The screening will be followed immediately by a panel discussion at 2:30 pm that can be viewed online. The panel will be moderated by the Rev. Marie Tatro, Vicar for Community Justice Ministry for the Episcopal Diocese of Long Island and feature Julie Cohen, who directed the film with Betsy West, the Rev. Kit Wang, Priest-in-Charge of Trinity Church in Hampton, New Hampshire and New York City-based trans activist Qween Jean.
Cohen, who will join us in person, was nominated for an Academy Award for directing RBG about Supreme Court Justice Ruth Bader Ginsberg, also with West.

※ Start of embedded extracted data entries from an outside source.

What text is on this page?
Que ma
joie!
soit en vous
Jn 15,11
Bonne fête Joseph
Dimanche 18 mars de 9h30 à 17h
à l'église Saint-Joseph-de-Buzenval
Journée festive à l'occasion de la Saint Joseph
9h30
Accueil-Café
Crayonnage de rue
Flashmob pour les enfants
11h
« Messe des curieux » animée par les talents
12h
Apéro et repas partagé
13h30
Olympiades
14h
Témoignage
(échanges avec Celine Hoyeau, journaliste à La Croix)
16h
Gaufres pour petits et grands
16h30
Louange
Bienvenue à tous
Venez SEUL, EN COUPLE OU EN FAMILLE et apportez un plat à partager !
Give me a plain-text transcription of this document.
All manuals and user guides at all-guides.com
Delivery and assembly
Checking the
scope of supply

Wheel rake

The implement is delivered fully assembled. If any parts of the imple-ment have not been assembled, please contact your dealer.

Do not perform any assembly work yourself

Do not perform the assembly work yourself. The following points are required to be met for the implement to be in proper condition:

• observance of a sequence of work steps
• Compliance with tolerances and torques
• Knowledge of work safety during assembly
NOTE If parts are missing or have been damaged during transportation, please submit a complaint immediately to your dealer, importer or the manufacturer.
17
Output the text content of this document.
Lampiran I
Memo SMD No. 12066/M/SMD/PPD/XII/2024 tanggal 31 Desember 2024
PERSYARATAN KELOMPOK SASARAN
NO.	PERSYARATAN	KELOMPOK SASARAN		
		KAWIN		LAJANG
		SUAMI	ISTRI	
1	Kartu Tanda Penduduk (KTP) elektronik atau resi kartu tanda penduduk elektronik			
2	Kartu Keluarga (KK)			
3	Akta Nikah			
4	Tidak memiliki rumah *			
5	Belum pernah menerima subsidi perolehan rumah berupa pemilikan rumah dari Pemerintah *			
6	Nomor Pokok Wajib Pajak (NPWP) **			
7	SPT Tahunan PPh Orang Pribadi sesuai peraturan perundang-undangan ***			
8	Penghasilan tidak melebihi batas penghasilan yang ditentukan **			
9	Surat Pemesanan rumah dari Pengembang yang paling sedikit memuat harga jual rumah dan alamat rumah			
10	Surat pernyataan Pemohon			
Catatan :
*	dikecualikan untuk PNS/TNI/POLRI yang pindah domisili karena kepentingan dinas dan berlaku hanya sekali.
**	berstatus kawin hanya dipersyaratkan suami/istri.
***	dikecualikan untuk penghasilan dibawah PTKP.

The pair’s next film, Gabby Giffords Won’t Back Down, will be released this summer. Previously, Julie worked as a staff producer for NBC News and holds a master’s degree from Yale Law School. Wang was ordained in the Episcopal Diocese of Maine in 2008 and is the first trans priest called to serve his parish. He has served on the board of AIDS Response Seacoast, Diocese of Maine Commission on Ministry, and is currently a member of the Joint Nominating Committee for the Election of the Presiding Bishop, as well as on the steering committee of TransEpiscopal. Wang will appear on the panel remotely from his home.
Qween Jean is a Haitian-American costume designer whose credits include over fifty major shows in New York City and nationally. In 2020, she founded Black Trans Liberation, an organization that aims to provide access and employment resources for the Trans Gender Non-Conforming (TGNC) community. In 2021, she was named an Artist-in-Residence at MOMA PS1, where she curated Memoriam and Deliverance, an installation about transphobic violence. Qween is featured in Live Pridefully: Love and Resilience within Pandemics, an interdisciplinary exhibit organized by the Caribbean Equality Project that highlights the bias and violence against queer and trans individuals while also celebrating their lives, on view this spring at the Queens Museum and now currently through Photoville in Brooklyn Bridge Park.